Three additional justices seemed cognizant of the fact that, under fundamental principles of constitutional law, courts must respect the policymaking judgment of the legislature so long as the law in question bares any plausible relationship to advancing a legitimate state goal.   But they, too, settled on a contorted rationale for ignoring legislators’ prerogatives by arguing that any medical malpractice crisis that may have existed in 2003 no longer exists today.

This megalomaniacal thinking and retroactive usurpation, if carried to its logical conclusion, effectively makes legislatures obsolete. After all, why should taxpayers fund capital buildings and legislative staff salaries if just a few state supreme court justices can more efficiently substitute their own, presumably much wiser judgment on what should and should not constitute the law?

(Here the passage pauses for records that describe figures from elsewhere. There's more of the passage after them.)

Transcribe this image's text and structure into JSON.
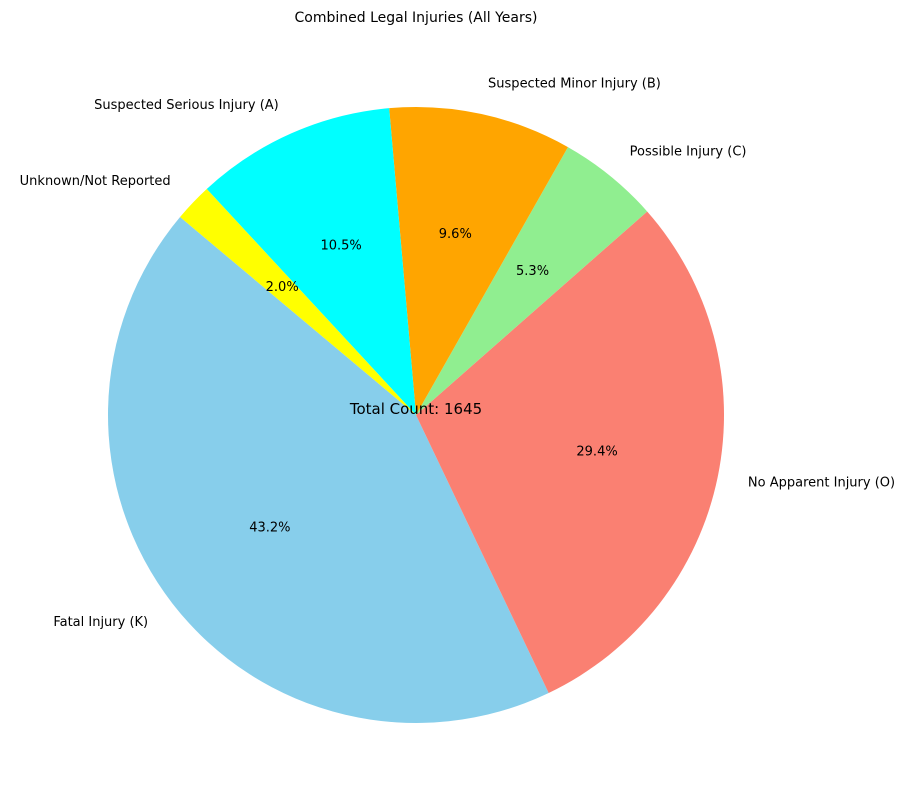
{
  "chart_data": {
    "type": "pie",
    "title": "Combined Legal Injuries (All Years)",
    "center_text": "Total Count: 1645",
    "slices": [
      {
        "label": "Fatal Injury (K)",
        "value": 43.2,
        "pct_label": "43.2%",
        "color": "#87CEEB"
      },
      {
        "label": "No Apparent Injury (O)",
        "value": 29.4,
        "pct_label": "29.4%",
        "color": "#FA8072"
      },
      {
        "label": "Possible Injury (C)",
        "value": 5.3,
        "pct_label": "5.3%",
        "color": "#90EE90"
      },
      {
        "label": "Suspected Minor Injury (B)",
        "value": 9.6,
        "pct_label": "9.6%",
        "color": "#FFA500"
      },
      {
        "label": "Suspected Serious Injury (A)",
        "value": 10.5,
        "pct_label": "10.5%",
        "color": "#00FFFF"
      },
      {
        "label": "Unknown/Not Reported",
        "value": 2.0,
        "pct_label": "2.0%",
        "color": "#FFFF00"
      }
    ]
  }
}
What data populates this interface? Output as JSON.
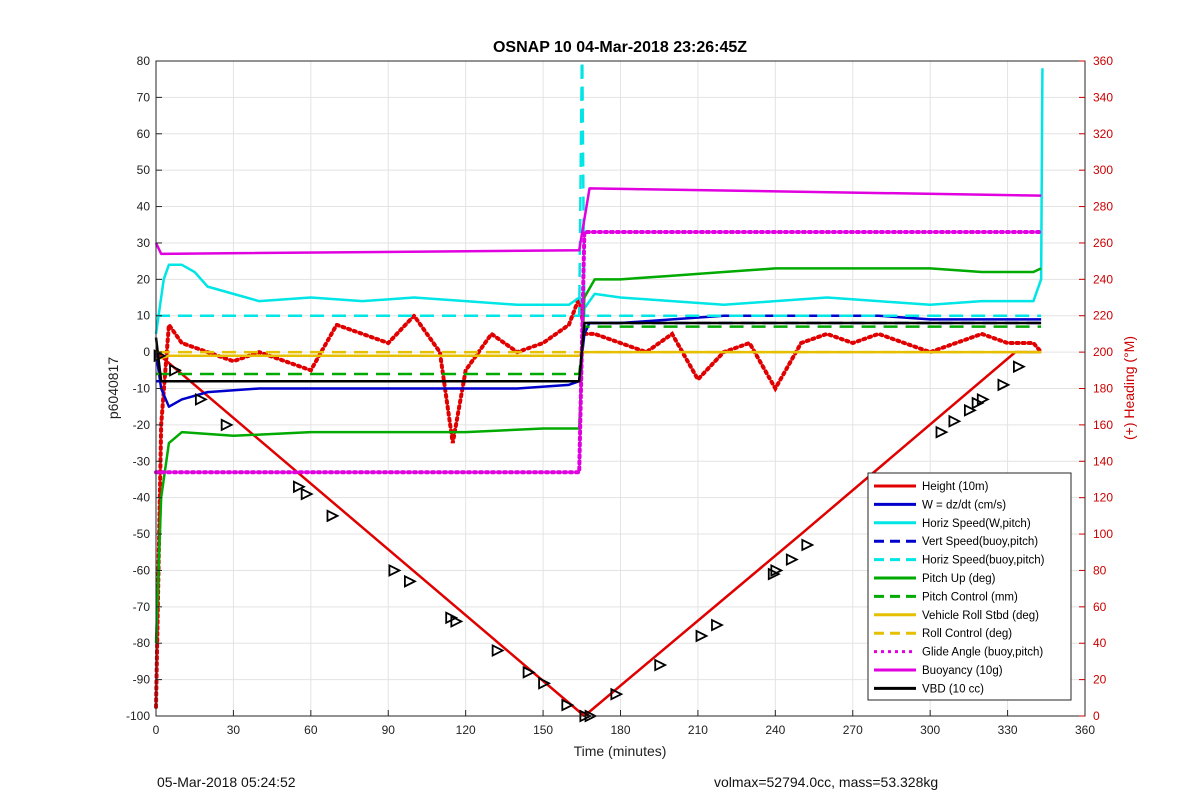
{
  "chart_data": {
    "type": "line",
    "title": "OSNAP 10 04-Mar-2018 23:26:45Z",
    "xlabel": "Time (minutes)",
    "ylabel": "p6040817",
    "y2label": "(+) Heading (°M)",
    "xlim": [
      0,
      360
    ],
    "ylim": [
      -100,
      80
    ],
    "y2lim": [
      0,
      360
    ],
    "xticks": [
      0,
      30,
      60,
      90,
      120,
      150,
      180,
      210,
      240,
      270,
      300,
      330,
      360
    ],
    "yticks": [
      -100,
      -90,
      -80,
      -70,
      -60,
      -50,
      -40,
      -30,
      -20,
      -10,
      0,
      10,
      20,
      30,
      40,
      50,
      60,
      70,
      80
    ],
    "y2ticks": [
      0,
      20,
      40,
      60,
      80,
      100,
      120,
      140,
      160,
      180,
      200,
      220,
      240,
      260,
      280,
      300,
      320,
      340,
      360
    ],
    "grid": true,
    "legend_position": "bottom-right",
    "series": [
      {
        "name": "Height (10m)",
        "color": "#e00000",
        "style": "solid",
        "x": [
          0,
          83,
          166,
          250,
          333,
          343
        ],
        "y": [
          0,
          -50,
          -100,
          -50,
          0,
          0
        ]
      },
      {
        "name": "W = dz/dt (cm/s)",
        "color": "#0000cc",
        "style": "solid",
        "x": [
          0,
          2,
          5,
          10,
          20,
          40,
          60,
          80,
          100,
          120,
          140,
          160,
          164,
          166,
          168,
          180,
          200,
          220,
          240,
          260,
          280,
          300,
          320,
          340,
          343
        ],
        "y": [
          0,
          -10,
          -15,
          -13,
          -11,
          -10,
          -10,
          -10,
          -10,
          -10,
          -10,
          -9,
          -8,
          5,
          8,
          8,
          9,
          10,
          10,
          10,
          10,
          9,
          9,
          9,
          9
        ]
      },
      {
        "name": "Horiz Speed(W,pitch)",
        "color": "#00e5e5",
        "style": "solid",
        "x": [
          0,
          3,
          5,
          10,
          15,
          20,
          30,
          40,
          60,
          80,
          100,
          120,
          140,
          160,
          164,
          166,
          170,
          180,
          200,
          220,
          240,
          260,
          280,
          300,
          320,
          340,
          343,
          343.5
        ],
        "y": [
          5,
          20,
          24,
          24,
          22,
          18,
          16,
          14,
          15,
          14,
          15,
          14,
          13,
          13,
          15,
          12,
          16,
          15,
          14,
          13,
          14,
          15,
          14,
          13,
          14,
          14,
          20,
          78
        ]
      },
      {
        "name": "Vert Speed(buoy,pitch)",
        "color": "#0000cc",
        "style": "dashed",
        "x": [
          0,
          164,
          166,
          343
        ],
        "y": [
          -8,
          -8,
          8,
          8
        ]
      },
      {
        "name": "Horiz Speed(buoy,pitch)",
        "color": "#00e5e5",
        "style": "dashed",
        "x": [
          0,
          164,
          165,
          165.2,
          166,
          343
        ],
        "y": [
          10,
          10,
          80,
          80,
          10,
          10
        ]
      },
      {
        "name": "Pitch Up (deg)",
        "color": "#00aa00",
        "style": "solid",
        "x": [
          0,
          2,
          5,
          10,
          30,
          60,
          90,
          120,
          150,
          164,
          166,
          170,
          180,
          200,
          220,
          240,
          260,
          280,
          300,
          320,
          340,
          343
        ],
        "y": [
          -80,
          -40,
          -25,
          -22,
          -23,
          -22,
          -22,
          -22,
          -21,
          -21,
          15,
          20,
          20,
          21,
          22,
          23,
          23,
          23,
          23,
          22,
          22,
          23
        ]
      },
      {
        "name": "Pitch Control (mm)",
        "color": "#00aa00",
        "style": "dashed",
        "x": [
          0,
          164,
          166,
          343
        ],
        "y": [
          -6,
          -6,
          7,
          7
        ]
      },
      {
        "name": "Vehicle Roll Stbd (deg)",
        "color": "#e6c000",
        "style": "solid",
        "x": [
          0,
          5,
          40,
          80,
          120,
          160,
          164,
          166,
          200,
          240,
          280,
          320,
          343
        ],
        "y": [
          -2,
          -1,
          -1,
          -1,
          -1,
          -1,
          -1,
          0,
          0,
          0,
          0,
          0,
          0
        ]
      },
      {
        "name": "Roll Control (deg)",
        "color": "#e6c000",
        "style": "dashed",
        "x": [
          0,
          343
        ],
        "y": [
          0,
          0
        ]
      },
      {
        "name": "Glide Angle (buoy,pitch)",
        "color": "#e000e0",
        "style": "dotted",
        "x": [
          0,
          164,
          166,
          343
        ],
        "y": [
          -33,
          -33,
          33,
          33
        ]
      },
      {
        "name": "Buoyancy (10g)",
        "color": "#e000e0",
        "style": "solid",
        "x": [
          0,
          2,
          164,
          168,
          343
        ],
        "y": [
          30,
          27,
          28,
          45,
          43
        ]
      },
      {
        "name": "VBD (10 cc)",
        "color": "#000000",
        "style": "solid",
        "x": [
          0,
          1,
          2,
          164,
          166,
          343
        ],
        "y": [
          4,
          -2,
          -8,
          -8,
          8,
          8
        ]
      }
    ],
    "heading": {
      "name": "(+) Heading (°M)",
      "color": "#e00000",
      "axis": "right",
      "x": [
        0,
        2,
        5,
        10,
        20,
        30,
        40,
        50,
        60,
        70,
        80,
        90,
        100,
        110,
        115,
        120,
        130,
        140,
        150,
        160,
        164,
        166,
        170,
        180,
        190,
        200,
        210,
        220,
        230,
        240,
        250,
        260,
        270,
        280,
        290,
        300,
        310,
        320,
        330,
        340,
        343
      ],
      "y": [
        5,
        160,
        215,
        205,
        200,
        195,
        200,
        195,
        190,
        215,
        210,
        205,
        220,
        200,
        150,
        190,
        210,
        200,
        205,
        215,
        230,
        210,
        210,
        205,
        200,
        210,
        185,
        200,
        205,
        180,
        205,
        210,
        205,
        210,
        205,
        200,
        205,
        210,
        205,
        205,
        200
      ]
    },
    "markers": {
      "x": [
        1,
        7,
        17,
        27,
        55,
        58,
        68,
        92,
        98,
        114,
        116,
        132,
        144,
        150,
        159,
        166,
        168,
        178,
        195,
        211,
        217,
        239,
        240,
        246,
        252,
        304,
        309,
        315,
        318,
        320,
        328,
        334
      ],
      "y": [
        -1,
        -5,
        -13,
        -20,
        -37,
        -39,
        -45,
        -60,
        -63,
        -73,
        -74,
        -82,
        -88,
        -91,
        -97,
        -100,
        -100,
        -94,
        -86,
        -78,
        -75,
        -61,
        -60,
        -57,
        -53,
        -22,
        -19,
        -16,
        -14,
        -13,
        -9,
        -4
      ]
    },
    "annotations": {
      "bottom_left": "05-Mar-2018 05:24:52",
      "bottom_right": "volmax=52794.0cc, mass=53.328kg"
    }
  }
}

In their commonsense but pointed dissent, Justices Richard Polston and Charles Canady adduce precedent that dictates the judiciary must “recogniz[e] and respec[t] the Legislature’s role as the primary policymaker in our constitutional system.”

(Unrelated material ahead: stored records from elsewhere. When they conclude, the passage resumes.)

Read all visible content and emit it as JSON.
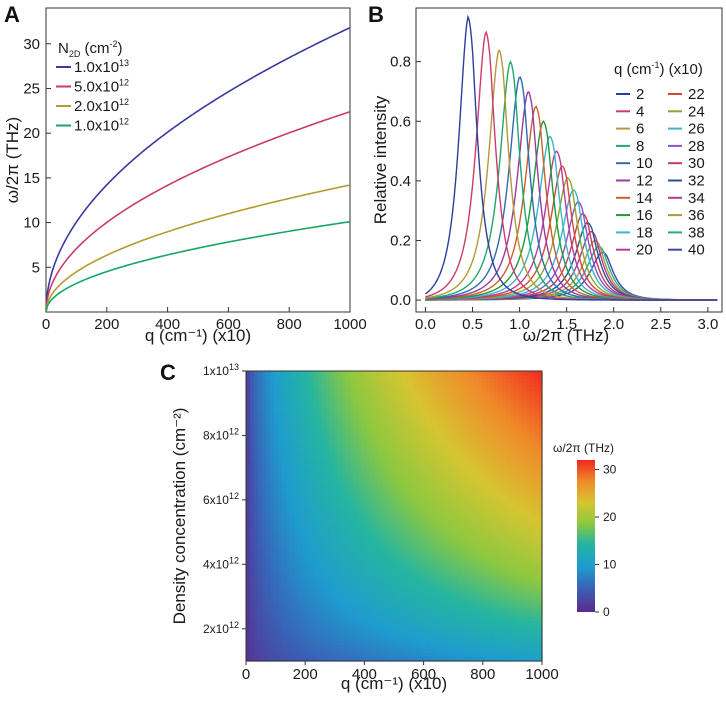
{
  "chart_data": [
    {
      "panel": "A",
      "type": "line",
      "xlabel": "q (cm⁻¹) (x10)",
      "ylabel": "ω/2π (THz)",
      "xlim": [
        0,
        1000
      ],
      "ylim": [
        0,
        34
      ],
      "xticks": [
        0,
        200,
        400,
        600,
        800,
        1000
      ],
      "yticks": [
        5,
        10,
        15,
        20,
        25,
        30
      ],
      "legend_title": "N",
      "legend_title_sub": "2D",
      "legend_title_unit": " (cm",
      "legend_title_sup": "-2",
      "legend_title_end": ")",
      "series": [
        {
          "name": "1.0x10",
          "exp": "13",
          "color": "#3a3aa0",
          "amplitude": 31.8,
          "final_value": 31.8
        },
        {
          "name": "5.0x10",
          "exp": "12",
          "color": "#c93b6a",
          "amplitude": 22.4,
          "final_value": 22.4
        },
        {
          "name": "2.0x10",
          "exp": "12",
          "color": "#b59a2e",
          "amplitude": 14.2,
          "final_value": 14.2
        },
        {
          "name": "1.0x10",
          "exp": "12",
          "color": "#17a765",
          "amplitude": 10.1,
          "final_value": 10.1
        }
      ]
    },
    {
      "panel": "B",
      "type": "line",
      "xlabel": "ω/2π (THz)",
      "ylabel": "Relative intensity",
      "xlim": [
        -0.1,
        3.15
      ],
      "ylim": [
        -0.04,
        0.98
      ],
      "xticks": [
        "0.0",
        "0.5",
        "1.0",
        "1.5",
        "2.0",
        "2.5",
        "3.0"
      ],
      "yticks": [
        "0.0",
        "0.2",
        "0.4",
        "0.6",
        "0.8"
      ],
      "legend_title": "q (cm",
      "legend_title_sup": "-1",
      "legend_title_end": ") (x10)",
      "series": [
        {
          "name": "2",
          "color": "#2d3e9c",
          "peak_x": 0.45,
          "peak_y": 0.95
        },
        {
          "name": "4",
          "color": "#cc3b6b",
          "peak_x": 0.64,
          "peak_y": 0.9
        },
        {
          "name": "6",
          "color": "#b7973a",
          "peak_x": 0.78,
          "peak_y": 0.84
        },
        {
          "name": "8",
          "color": "#1ea86a",
          "peak_x": 0.9,
          "peak_y": 0.8
        },
        {
          "name": "10",
          "color": "#2f6bb0",
          "peak_x": 1.0,
          "peak_y": 0.75
        },
        {
          "name": "12",
          "color": "#9a3aa6",
          "peak_x": 1.09,
          "peak_y": 0.7
        },
        {
          "name": "14",
          "color": "#c9602d",
          "peak_x": 1.17,
          "peak_y": 0.65
        },
        {
          "name": "16",
          "color": "#1f9a3a",
          "peak_x": 1.25,
          "peak_y": 0.6
        },
        {
          "name": "18",
          "color": "#3cb6c2",
          "peak_x": 1.32,
          "peak_y": 0.55
        },
        {
          "name": "20",
          "color": "#b83aa0",
          "peak_x": 1.39,
          "peak_y": 0.5
        },
        {
          "name": "22",
          "color": "#cf4a3a",
          "peak_x": 1.45,
          "peak_y": 0.45
        },
        {
          "name": "24",
          "color": "#8aa82f",
          "peak_x": 1.51,
          "peak_y": 0.41
        },
        {
          "name": "26",
          "color": "#39b7c9",
          "peak_x": 1.57,
          "peak_y": 0.37
        },
        {
          "name": "28",
          "color": "#8a55c4",
          "peak_x": 1.62,
          "peak_y": 0.33
        },
        {
          "name": "30",
          "color": "#c73a5c",
          "peak_x": 1.67,
          "peak_y": 0.29
        },
        {
          "name": "32",
          "color": "#2c4f94",
          "peak_x": 1.72,
          "peak_y": 0.26
        },
        {
          "name": "34",
          "color": "#b23a8f",
          "peak_x": 1.76,
          "peak_y": 0.23
        },
        {
          "name": "36",
          "color": "#a99a3a",
          "peak_x": 1.8,
          "peak_y": 0.2
        },
        {
          "name": "38",
          "color": "#2aa98e",
          "peak_x": 1.84,
          "peak_y": 0.18
        },
        {
          "name": "40",
          "color": "#3a4aa6",
          "peak_x": 1.88,
          "peak_y": 0.16
        }
      ]
    },
    {
      "panel": "C",
      "type": "heatmap",
      "xlabel": "q (cm⁻¹) (x10)",
      "ylabel": "Density concentration (cm⁻²)",
      "xlim": [
        0,
        1000
      ],
      "ylim": [
        1000000000000.0,
        10000000000000.0
      ],
      "xticks": [
        0,
        200,
        400,
        600,
        800,
        1000
      ],
      "yticks": [
        {
          "mant": "2x10",
          "exp": "12",
          "value": 2000000000000.0
        },
        {
          "mant": "4x10",
          "exp": "12",
          "value": 4000000000000.0
        },
        {
          "mant": "6x10",
          "exp": "12",
          "value": 6000000000000.0
        },
        {
          "mant": "8x10",
          "exp": "12",
          "value": 8000000000000.0
        },
        {
          "mant": "1x10",
          "exp": "13",
          "value": 10000000000000.0
        }
      ],
      "colorbar_title": "ω/2π (THz)",
      "colorbar_range": [
        0,
        32
      ],
      "colorbar_ticks": [
        0,
        10,
        20,
        30
      ],
      "z_max": 31.8
    }
  ]
}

“Indeed,” said Darren McKinney of the American Tort Reform Association, which supports reasonable limits on pain-and-suffering awards like those enacted in Florida.

“But at the risk of sounding like Debbie Wasserman Schultz after Alex Sink’s special-election loss in Florida earlier this month,” McKinney continued, “all is not lost.”

“Though the court’s majority troublingly encroaches on the legislature’s policy-making authority, the disdain its decision shows for lawmakers and the folks who elected them should provide ample motivation for a simple amendment of the relevant statute so it will pass constitutional muster, as now perversely divined by the omnipotent Robed Ones.

“ATRA urges Florida lawmakers and Gov. Rick Scott to rally and get that amendment enacted quickly,” McKinney concluded.

*By totaling the previous winning vote counts for the 87 Representatives and 32 Senators who voted for the bill that instituted limits on noneconomic damages (roughly 2.3 million), looking at the previous winning vote count for then-Gov. Jeb Bush (roughly 2.8 million), and then subtracting a conservative but educated estimate of the number of voters who may have supported Bush but none of the lawmakers who supported the law in question, ATRA arrives at its total of “more than 2.5 million” Florida voters who supported duly elected officials who supported the law.